Would a degree shift in pH and a higher nitrate concentration kill off guppy grass? I was sad to see this and for the life of me cannot figure out why it perished.

Secondly, this leaves my tank pretty bare. I'm running a low-tech setup, i.e. no CO2, no ferts, just 2" of Fluorite mixed with blue gravel and two T8 bulbs pushing 40 Watts between the two. What can I add to the tank that is both inexpensive, requires little effort to grow, and Red Cherry Shrimp will love?


----------



## jrman83 (Jul 9, 2010)

Very common for plants to do that when shifting. I hear shrimp love java moss. Can't get any easier to grow than that stuff. My little tiny bit I started with is probably 10-12 times what I started with 2-3 months ago. Hook good lighting up to it and it takes off.


----------



## mfgann (Oct 21, 2010)

My 10G low tech has guppy grass, cabomba, wisteria, java moss, red ludwigia, dwarf sag, corkscrew vals, hygrophilia polyspermia, dwarf hairgrass, and pellia. Plus some *#&$ duckweed.

The shrimp seem to like most all of it, but the wisteria is a great quick grower that is nearly impossible to kill. Java moss is also very good for them and the shrimplets. The lighting I have is two pigtail daylight CFLs 6500K. No ferts for a while now. Everything seems to grow great.


----------



## mfgann (Oct 21, 2010)

Oh, I'll add my params for good measure..
My pH has crept up to 7.8, sits at 7.6 in my 30G.
Ammonia 0ppm
Nitrite 0ppm
nitrate 5 ppm
Temp sits around 73 (thermometer set at 71, but room temp keeps it a bit higher).
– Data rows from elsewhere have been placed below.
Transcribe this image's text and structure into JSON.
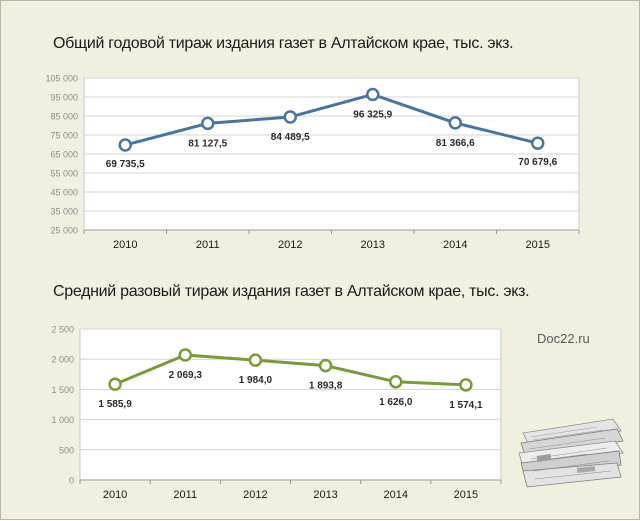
{
  "watermark": "Doc22.ru",
  "chart_data": [
    {
      "type": "line",
      "title": "Общий годовой тираж издания газет в Алтайском крае, тыс. экз.",
      "categories": [
        "2010",
        "2011",
        "2012",
        "2013",
        "2014",
        "2015"
      ],
      "series": [
        {
          "values": [
            69735.5,
            81127.5,
            84489.5,
            96325.9,
            81366.6,
            70679.6
          ],
          "labels": [
            "69 735,5",
            "81 127,5",
            "84 489,5",
            "96 325,9",
            "81 366,6",
            "70 679,6"
          ]
        }
      ],
      "ylim": [
        25000,
        105000
      ],
      "yticks": [
        25000,
        35000,
        45000,
        55000,
        65000,
        75000,
        85000,
        95000,
        105000
      ],
      "ytick_labels": [
        "25 000",
        "35 000",
        "45 000",
        "55 000",
        "65 000",
        "75 000",
        "85 000",
        "95 000",
        "105 000"
      ],
      "grid": true,
      "line_color": "#4a74a0"
    },
    {
      "type": "line",
      "title": "Средний разовый тираж издания газет в Алтайском крае, тыс. экз.",
      "categories": [
        "2010",
        "2011",
        "2012",
        "2013",
        "2014",
        "2015"
      ],
      "series": [
        {
          "values": [
            1585.9,
            2069.3,
            1984.0,
            1893.8,
            1626.0,
            1574.1
          ],
          "labels": [
            "1 585,9",
            "2 069,3",
            "1 984,0",
            "1 893,8",
            "1 626,0",
            "1 574,1"
          ]
        }
      ],
      "ylim": [
        0,
        2500
      ],
      "yticks": [
        0,
        500,
        1000,
        1500,
        2000,
        2500
      ],
      "ytick_labels": [
        "0",
        "500",
        "1 000",
        "1 500",
        "2 000",
        "2 500"
      ],
      "grid": true,
      "line_color": "#7a9a3a"
    }
  ]
}
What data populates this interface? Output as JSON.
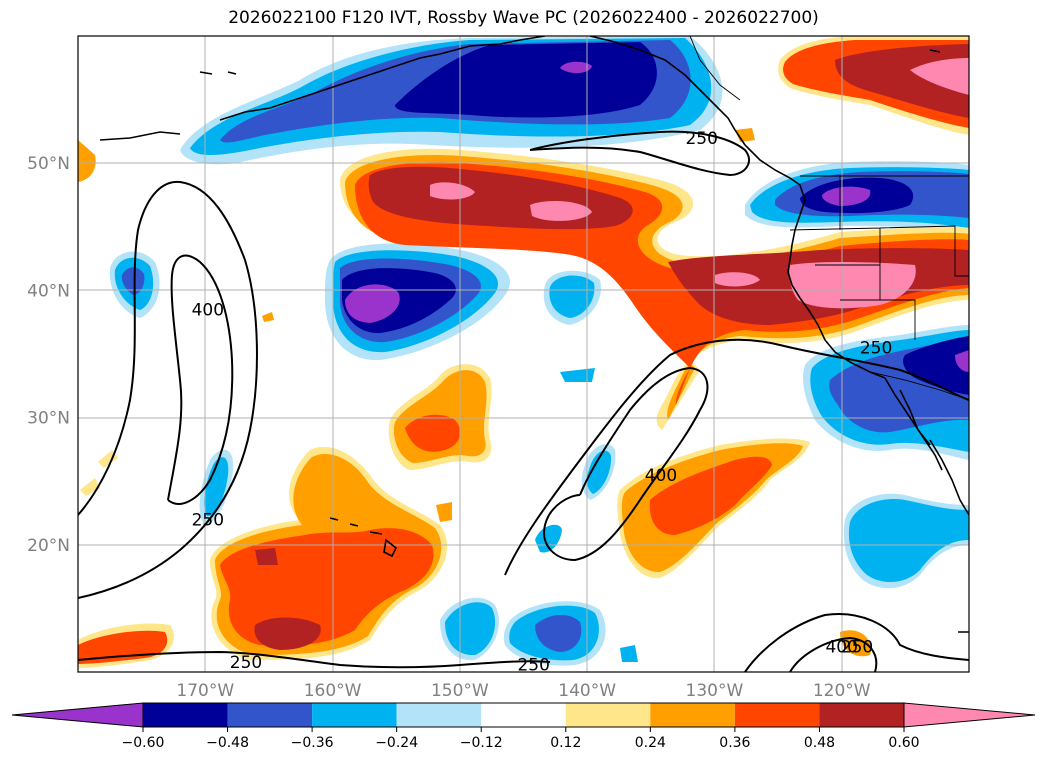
{
  "title": "2026022100 F120 IVT, Rossby Wave PC (2026022400 - 2026022700)",
  "map": {
    "projection": "cylindrical",
    "lon_range": [
      -180,
      -110
    ],
    "lat_range": [
      10,
      60
    ],
    "lon_ticks": [
      {
        "lon": -170,
        "label": "170°W"
      },
      {
        "lon": -160,
        "label": "160°W"
      },
      {
        "lon": -150,
        "label": "150°W"
      },
      {
        "lon": -140,
        "label": "140°W"
      },
      {
        "lon": -130,
        "label": "130°W"
      },
      {
        "lon": -120,
        "label": "120°W"
      }
    ],
    "lat_ticks": [
      {
        "lat": 20,
        "label": "20°N"
      },
      {
        "lat": 30,
        "label": "30°N"
      },
      {
        "lat": 40,
        "label": "40°N"
      },
      {
        "lat": 50,
        "label": "50°N"
      }
    ]
  },
  "contour_labels": [
    {
      "text": "250",
      "lon": -131.0,
      "lat": 52.0
    },
    {
      "text": "400",
      "lon": -169.8,
      "lat": 38.5
    },
    {
      "text": "250",
      "lon": -169.8,
      "lat": 22.0
    },
    {
      "text": "400",
      "lon": -134.2,
      "lat": 25.5
    },
    {
      "text": "250",
      "lon": -117.3,
      "lat": 35.5
    },
    {
      "text": "250",
      "lon": -118.8,
      "lat": 12.0
    },
    {
      "text": "400",
      "lon": -120.0,
      "lat": 12.0
    },
    {
      "text": "250",
      "lon": -166.8,
      "lat": 10.8
    },
    {
      "text": "250",
      "lon": -144.2,
      "lat": 10.6
    }
  ],
  "colorbar": {
    "colors": [
      "#9933cc",
      "#000099",
      "#3355cc",
      "#00b3f0",
      "#b3e3f8",
      "#ffffff",
      "#ffe68a",
      "#ffa000",
      "#ff4500",
      "#b22222",
      "#ff88b0",
      "#ff88b0"
    ],
    "tick_labels": [
      "−0.60",
      "−0.48",
      "−0.36",
      "−0.24",
      "−0.12",
      "0.12",
      "0.24",
      "0.36",
      "0.48",
      "0.60"
    ]
  }
}
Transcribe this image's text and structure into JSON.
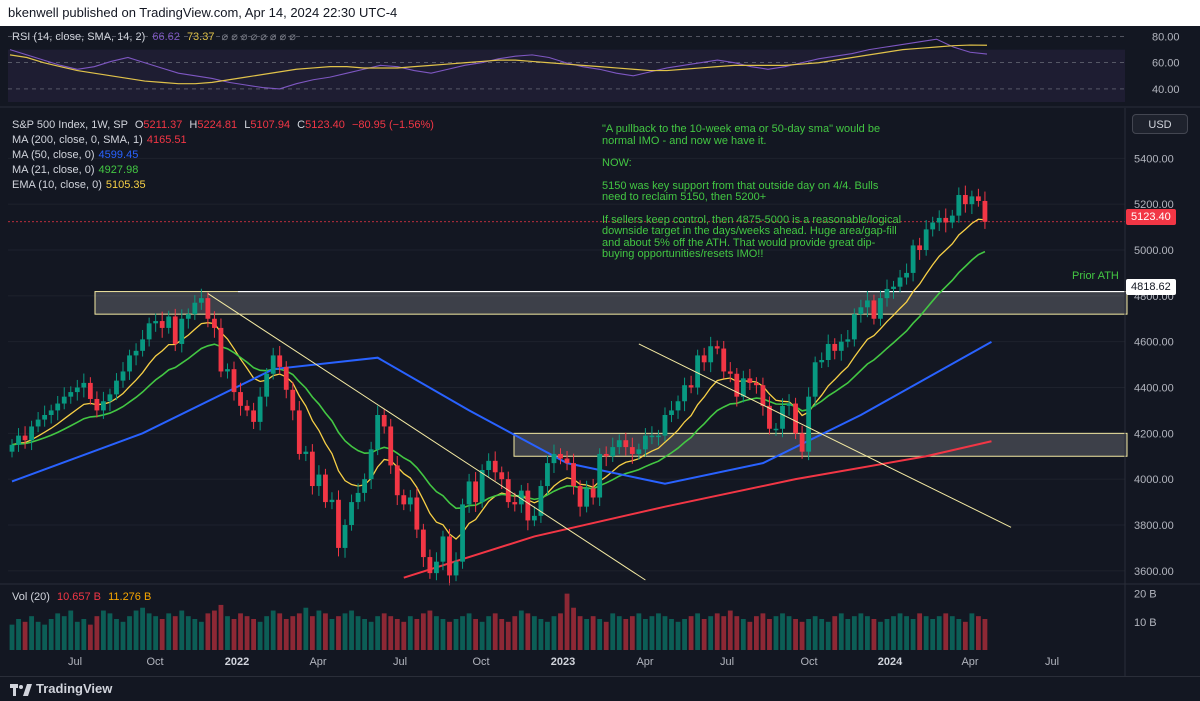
{
  "header": {
    "text": "bkenwell published on TradingView.com, Apr 14, 2024 22:30 UTC-4"
  },
  "rsi_legend": {
    "label": "RSI (14, close, SMA, 14, 2)",
    "rsi_value": "66.62",
    "sma_value": "73.37",
    "extra": "⌀ ⌀ ⌀ ⌀ ⌀ ⌀ ⌀ ⌀"
  },
  "main_legend": {
    "symbol": "S&P 500 Index, 1W, SP",
    "o_label": "O",
    "o": "5211.37",
    "h_label": "H",
    "h": "5224.81",
    "l_label": "L",
    "l": "5107.94",
    "c_label": "C",
    "c": "5123.40",
    "chg": "−80.95 (−1.56%)",
    "ma200_label": "MA (200, close, 0, SMA, 1)",
    "ma200": "4165.51",
    "ma50_label": "MA (50, close, 0)",
    "ma50": "4599.45",
    "ma21_label": "MA (21, close, 0)",
    "ma21": "4927.98",
    "ema10_label": "EMA (10, close, 0)",
    "ema10": "5105.35"
  },
  "vol_legend": {
    "label": "Vol (20)",
    "v1": "10.657 B",
    "v2": "11.276 B"
  },
  "annotation": {
    "p1": "\"A pullback to the 10-week ema or 50-day sma\" would be normal IMO - and now we have it.",
    "p2": "NOW:",
    "p3": "5150 was key support from that outside day on 4/4. Bulls need to reclaim 5150, then 5200+",
    "p4": "If sellers keep control, then 4875-5000 is a reasonable/logical downside target in the days/weeks ahead. Huge area/gap-fill and about 5% off the ATH. That would provide great dip-buying opportunities/resets IMO!!"
  },
  "usd_button": "USD",
  "price_tag": "5123.40",
  "ath_tag": "4818.62",
  "prior_ath_label": "Prior ATH",
  "footer": {
    "logo_text": "TradingView"
  },
  "colors": {
    "up": "#089981",
    "down": "#f23645",
    "ma200": "#f23645",
    "ma50": "#2962ff",
    "ma21": "#43c743",
    "ema10": "#f7d046",
    "rsi": "#7e57c2",
    "rsi_sma": "#e0c24a",
    "annotation": "#43c743"
  },
  "chart_data": {
    "type": "candlestick",
    "interval": "1W",
    "symbol": "S&P 500 Index",
    "x_ticks": [
      "Jul",
      "Oct",
      "2022",
      "Apr",
      "Jul",
      "Oct",
      "2023",
      "Apr",
      "Jul",
      "Oct",
      "2024",
      "Apr",
      "Jul"
    ],
    "y_ticks": [
      "3600.00",
      "3800.00",
      "4000.00",
      "4200.00",
      "4400.00",
      "4600.00",
      "4800.00",
      "5000.00",
      "5200.00",
      "5400.00"
    ],
    "ylim": [
      3560,
      5480
    ],
    "rsi_ticks": [
      "40.00",
      "60.00",
      "80.00"
    ],
    "rsi_ylim": [
      30,
      85
    ],
    "vol_ticks": [
      "10 B",
      "20 B"
    ],
    "closes": [
      4150,
      4190,
      4170,
      4230,
      4260,
      4280,
      4300,
      4330,
      4360,
      4380,
      4400,
      4420,
      4350,
      4300,
      4340,
      4370,
      4430,
      4470,
      4540,
      4560,
      4610,
      4680,
      4690,
      4660,
      4710,
      4590,
      4700,
      4720,
      4770,
      4790,
      4700,
      4660,
      4470,
      4480,
      4380,
      4320,
      4300,
      4250,
      4360,
      4460,
      4540,
      4490,
      4390,
      4300,
      4110,
      4120,
      3970,
      4020,
      3900,
      3910,
      3700,
      3800,
      3900,
      3940,
      4000,
      4130,
      4280,
      4230,
      4060,
      3930,
      3890,
      3920,
      3780,
      3660,
      3590,
      3640,
      3750,
      3580,
      3640,
      3890,
      3990,
      3900,
      4040,
      4080,
      4030,
      4000,
      3900,
      3890,
      3950,
      3820,
      3840,
      3970,
      4070,
      4110,
      4090,
      4070,
      3970,
      3880,
      3960,
      3920,
      4110,
      4100,
      4140,
      4170,
      4140,
      4110,
      4130,
      4190,
      4190,
      4190,
      4280,
      4300,
      4340,
      4410,
      4400,
      4540,
      4510,
      4580,
      4570,
      4470,
      4460,
      4360,
      4440,
      4420,
      4410,
      4320,
      4220,
      4220,
      4320,
      4330,
      4200,
      4120,
      4360,
      4510,
      4520,
      4590,
      4560,
      4600,
      4610,
      4720,
      4750,
      4780,
      4700,
      4790,
      4830,
      4840,
      4880,
      4900,
      5020,
      5000,
      5090,
      5120,
      5140,
      5120,
      5150,
      5240,
      5200,
      5234,
      5214,
      5123
    ],
    "ma50_points": [
      [
        0,
        3990
      ],
      [
        20,
        4200
      ],
      [
        40,
        4480
      ],
      [
        56,
        4530
      ],
      [
        70,
        4300
      ],
      [
        85,
        4070
      ],
      [
        100,
        3980
      ],
      [
        115,
        4070
      ],
      [
        130,
        4280
      ],
      [
        150,
        4599
      ]
    ],
    "ma200_points": [
      [
        60,
        3570
      ],
      [
        80,
        3750
      ],
      [
        100,
        3880
      ],
      [
        120,
        4000
      ],
      [
        140,
        4100
      ],
      [
        150,
        4165.51
      ]
    ],
    "ath": 4818.62,
    "last_close": 5123.4,
    "zones": [
      {
        "y1": 4720,
        "y2": 4818.62
      },
      {
        "y1": 4100,
        "y2": 4200
      }
    ],
    "trendlines": [
      [
        [
          30,
          4810
        ],
        [
          97,
          3560
        ]
      ],
      [
        [
          96,
          4590
        ],
        [
          153,
          3790
        ]
      ]
    ],
    "rsi_values": [
      70,
      66,
      62,
      58,
      55,
      57,
      61,
      64,
      60,
      56,
      52,
      50,
      48,
      45,
      43,
      41,
      40,
      44,
      47,
      49,
      52,
      55,
      58,
      57,
      54,
      52,
      55,
      58,
      60,
      63,
      65,
      66,
      64,
      60,
      57,
      55,
      52,
      50,
      53,
      56,
      58,
      60,
      62,
      60,
      57,
      55,
      57,
      60,
      63,
      65,
      67,
      70,
      72,
      74,
      76,
      78,
      72,
      68,
      66.62
    ],
    "rsi_sma": [
      66,
      64,
      60,
      57,
      54,
      52,
      50,
      48,
      46,
      45,
      44,
      44,
      45,
      47,
      49,
      51,
      53,
      55,
      56,
      57,
      57,
      56,
      56,
      56,
      57,
      58,
      59,
      60,
      61,
      62,
      62,
      61,
      60,
      59,
      58,
      57,
      56,
      55,
      54,
      54,
      55,
      56,
      57,
      58,
      58,
      58,
      58,
      59,
      60,
      62,
      64,
      66,
      68,
      70,
      71,
      72,
      73,
      73.5,
      73.37
    ],
    "volumes": [
      9,
      11,
      10,
      12,
      10,
      9,
      11,
      13,
      12,
      14,
      10,
      11,
      9,
      12,
      14,
      13,
      11,
      10,
      12,
      14,
      15,
      13,
      12,
      11,
      13,
      12,
      14,
      12,
      11,
      10,
      13,
      14,
      16,
      12,
      11,
      13,
      12,
      11,
      10,
      12,
      14,
      13,
      11,
      12,
      13,
      15,
      12,
      14,
      13,
      11,
      12,
      13,
      14,
      12,
      11,
      10,
      12,
      13,
      12,
      11,
      10,
      12,
      11,
      13,
      14,
      12,
      11,
      10,
      11,
      12,
      13,
      11,
      10,
      12,
      13,
      11,
      10,
      12,
      14,
      13,
      12,
      11,
      10,
      12,
      13,
      20,
      15,
      12,
      11,
      12,
      11,
      10,
      13,
      12,
      11,
      12,
      13,
      11,
      12,
      13,
      12,
      11,
      10,
      11,
      12,
      13,
      11,
      12,
      13,
      12,
      14,
      12,
      11,
      10,
      12,
      13,
      11,
      12,
      13,
      12,
      11,
      10,
      11,
      12,
      11,
      10,
      12,
      13,
      11,
      12,
      13,
      12,
      11,
      10,
      11,
      12,
      13,
      12,
      11,
      13,
      12,
      11,
      12,
      13,
      12,
      11,
      10,
      13,
      12,
      11
    ]
  }
}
I don't test anything else.

Fauna include maybe 30 RCS, 2 otos, and 2 kuhli loaches.


----------



## Gizmo (Dec 6, 2010)

Sweet! My RCS breeder tank is now home to Jacques Cousteau, my new crayfish. So no more RCS babies, but they were doing just fine in my 30 gallon so they can stay there where it's safe


----------



## mfgann (Oct 21, 2010)

Ah, well that is cool. Can crays catch shrimp? Do they bother plants? I've been curious about them


----------



## Gizmo (Dec 6, 2010)

Crays will get their claws on anything they can catch, and will eat anything organic. I'm from Maine, and the cray's close cousins lobsters used to hang out near sewage outlets. Gross, I know, but as with crabs and in some ways shrimp, all crustaceans like them are garbage eaters (cleanup crew).


----------



## mfgann (Oct 21, 2010)

Niiiiiiiiiice.. Well, I've heard the RCS referred to as the cockroaches of the tank, and I believe it, but they're contained and look better


----------